With Congress taking a look at an overhaul of the Endangered Species Act, we wondered, which animals in Georgia could be impacted?
Fluffy squirrels? Hardly. Adorable raccoons? No. Cuddly bunnies? Please.
The list, provided by the US Fish and Wildlife Service's Southeast Region, is far more slimy. (Here’s the whole thing). Of the 33 critters officially deemed as endangered in Georgia, 18 have neither fur nor feathers .. not even a face. They are mussels.
The Georgia pigtoe and the Cumberland monkey-face pearly mussel, which sound way cuter than they are, and the shinyrayed pocketbook, which is indeed pretty stylish, all make the list. Two types of sea turtle, including the fetching Kemp’s ridley, and the handsome red-cockaded woodpecker also make the roster but then we’re back to more mussels, not to mention the reticulated salamander and interrupted rocksnail. *Shudder.*
In seriousness, the mollusks that comprise the majority of Georgia’s endangered species play an ecologically significant role and state of their health can be seen as a broader environmental barometer state and region-wide.
“Save the pigtoe,” reads a poster created by University of Florida students to our south, who are working with the Alachua Conservation Trust.
“The oval pigtoe is a good indicator of overall stream health, and where they are, the river is probably in good condition,” Chris Burney, project manager at Alachua Conservation Trust, told WUFT. “And where they’re absent, it means we’ve probably heavily impacted the area.”
Development that dumps sentiment into waterways is often to blame, he added: “They get choked to death basically.

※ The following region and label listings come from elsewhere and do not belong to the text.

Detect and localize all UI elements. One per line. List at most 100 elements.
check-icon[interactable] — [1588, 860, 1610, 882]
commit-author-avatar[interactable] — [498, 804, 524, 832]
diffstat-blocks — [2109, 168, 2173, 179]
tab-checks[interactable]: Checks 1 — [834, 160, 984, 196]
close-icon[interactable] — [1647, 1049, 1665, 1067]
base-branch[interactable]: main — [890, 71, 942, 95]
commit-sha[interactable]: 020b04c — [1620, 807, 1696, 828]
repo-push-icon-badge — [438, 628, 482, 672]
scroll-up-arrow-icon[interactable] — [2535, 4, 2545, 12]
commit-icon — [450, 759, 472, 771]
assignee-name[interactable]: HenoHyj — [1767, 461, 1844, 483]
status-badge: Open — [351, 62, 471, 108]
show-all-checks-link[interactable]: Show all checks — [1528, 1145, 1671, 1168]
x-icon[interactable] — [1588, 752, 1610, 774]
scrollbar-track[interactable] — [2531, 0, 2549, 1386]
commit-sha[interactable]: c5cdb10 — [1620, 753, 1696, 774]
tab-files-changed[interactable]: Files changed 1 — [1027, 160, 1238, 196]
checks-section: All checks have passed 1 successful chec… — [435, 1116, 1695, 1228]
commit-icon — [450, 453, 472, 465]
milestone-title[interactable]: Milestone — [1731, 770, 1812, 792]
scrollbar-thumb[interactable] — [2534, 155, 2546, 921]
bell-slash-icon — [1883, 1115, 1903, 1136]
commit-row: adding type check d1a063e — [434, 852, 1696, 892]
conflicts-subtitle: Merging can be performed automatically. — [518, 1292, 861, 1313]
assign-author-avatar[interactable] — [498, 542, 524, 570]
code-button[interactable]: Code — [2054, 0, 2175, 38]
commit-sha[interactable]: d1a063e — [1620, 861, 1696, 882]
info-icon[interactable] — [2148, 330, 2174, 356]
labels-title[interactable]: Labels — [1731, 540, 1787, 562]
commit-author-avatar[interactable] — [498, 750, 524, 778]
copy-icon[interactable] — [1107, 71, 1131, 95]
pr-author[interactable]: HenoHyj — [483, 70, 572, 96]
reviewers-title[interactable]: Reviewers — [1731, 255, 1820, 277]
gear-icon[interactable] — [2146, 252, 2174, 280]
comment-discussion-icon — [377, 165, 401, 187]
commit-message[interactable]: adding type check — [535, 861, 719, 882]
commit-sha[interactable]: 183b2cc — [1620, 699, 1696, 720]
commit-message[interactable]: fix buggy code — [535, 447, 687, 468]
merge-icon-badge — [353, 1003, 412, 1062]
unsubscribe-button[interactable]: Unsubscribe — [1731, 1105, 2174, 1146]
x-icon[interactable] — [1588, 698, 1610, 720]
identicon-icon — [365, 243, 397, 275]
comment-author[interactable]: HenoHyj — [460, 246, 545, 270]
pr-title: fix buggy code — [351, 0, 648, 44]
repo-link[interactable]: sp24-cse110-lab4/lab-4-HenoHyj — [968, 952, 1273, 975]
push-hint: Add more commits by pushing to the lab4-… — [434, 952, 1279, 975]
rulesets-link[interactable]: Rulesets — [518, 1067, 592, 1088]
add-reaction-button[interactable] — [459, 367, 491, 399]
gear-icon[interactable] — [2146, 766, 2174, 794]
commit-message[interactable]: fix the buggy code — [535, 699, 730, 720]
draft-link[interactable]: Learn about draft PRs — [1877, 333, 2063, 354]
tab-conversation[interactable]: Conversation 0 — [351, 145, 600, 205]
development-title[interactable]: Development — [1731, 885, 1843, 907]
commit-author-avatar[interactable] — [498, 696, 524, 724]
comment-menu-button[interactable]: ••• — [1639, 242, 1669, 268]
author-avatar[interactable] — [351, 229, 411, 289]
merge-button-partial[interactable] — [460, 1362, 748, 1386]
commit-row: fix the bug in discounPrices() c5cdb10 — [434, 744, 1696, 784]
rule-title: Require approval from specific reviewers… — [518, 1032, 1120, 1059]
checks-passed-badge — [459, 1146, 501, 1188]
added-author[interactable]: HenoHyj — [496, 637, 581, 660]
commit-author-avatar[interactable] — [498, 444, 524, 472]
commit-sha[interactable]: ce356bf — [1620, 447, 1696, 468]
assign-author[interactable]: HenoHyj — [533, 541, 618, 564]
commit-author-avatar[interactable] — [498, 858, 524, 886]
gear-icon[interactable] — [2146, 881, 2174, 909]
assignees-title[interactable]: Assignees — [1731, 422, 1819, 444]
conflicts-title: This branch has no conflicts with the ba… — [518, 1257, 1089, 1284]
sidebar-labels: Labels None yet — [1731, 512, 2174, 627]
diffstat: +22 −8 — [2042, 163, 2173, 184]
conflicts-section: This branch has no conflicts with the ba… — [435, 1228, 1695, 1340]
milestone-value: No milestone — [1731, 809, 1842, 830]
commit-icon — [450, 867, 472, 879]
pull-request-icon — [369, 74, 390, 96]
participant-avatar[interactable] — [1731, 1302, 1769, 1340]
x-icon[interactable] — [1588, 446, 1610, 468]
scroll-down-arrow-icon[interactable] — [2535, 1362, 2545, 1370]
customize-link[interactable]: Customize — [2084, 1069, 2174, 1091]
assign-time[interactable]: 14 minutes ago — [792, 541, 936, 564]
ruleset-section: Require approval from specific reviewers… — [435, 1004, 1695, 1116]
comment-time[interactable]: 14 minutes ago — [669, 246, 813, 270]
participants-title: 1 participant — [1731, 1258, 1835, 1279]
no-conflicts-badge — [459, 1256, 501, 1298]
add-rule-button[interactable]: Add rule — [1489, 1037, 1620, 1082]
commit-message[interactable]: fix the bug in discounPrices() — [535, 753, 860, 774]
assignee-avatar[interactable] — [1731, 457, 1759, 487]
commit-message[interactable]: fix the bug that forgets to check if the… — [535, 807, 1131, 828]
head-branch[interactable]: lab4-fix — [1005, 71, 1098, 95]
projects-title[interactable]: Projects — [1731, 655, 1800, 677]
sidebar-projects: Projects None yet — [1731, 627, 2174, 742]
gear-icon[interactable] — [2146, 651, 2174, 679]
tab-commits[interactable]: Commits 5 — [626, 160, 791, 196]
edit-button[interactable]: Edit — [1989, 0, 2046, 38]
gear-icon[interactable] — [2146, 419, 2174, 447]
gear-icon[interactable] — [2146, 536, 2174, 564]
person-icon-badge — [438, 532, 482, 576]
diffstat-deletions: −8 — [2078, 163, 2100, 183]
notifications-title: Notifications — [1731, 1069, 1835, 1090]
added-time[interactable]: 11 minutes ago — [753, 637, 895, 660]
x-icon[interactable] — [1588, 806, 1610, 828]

The dirt just piles up on them.”
Next door in Alabama, the rocksnail needs clean, flowing water to survive, said Paul Johnson, director of the Alabama Aquatic Biodiversity Center with the Alabama Department of Conservation and Natural Resources. Agricultural runoff is a threat, he said.
Environment and Public Works Committee Chairman John Barrasso, a Wyoming Republican, is the politician on point for the potential redo of the Endangered Species Act. The aim is to give states more flexibility, he says, although environmental advocates fear weakened protections.
It’s not a new or entirely partisan effort. Last year, as a federal court lifted federal protections for gray wolves, a Democrat from Minnesota said the law had prevented farmers from taking action even against wolves that attacked their pets or livestock.
"The states, not the federal government, are best equipped to manage their gray wolf populations by balancing safety, economic and species-management issues," U.S Rep. Collin Peterson said at the time.
A 2015 poll commissioned by Defenders of Wildlife and Earthjustice found strong support for the Act, something activists are eager to cite as politicians ponder change.
“While nine out of 10 Americans want to protect endangered species and their habitat, Congressional leaders are spending their time dismantling the ESA in favor of special interests," Jamie Rappaport Clark, president and CEO of Defenders of Wildlife, said then. "Enactment of any of these bills will only hasten the disappearance of endangered and threatened species from our planet."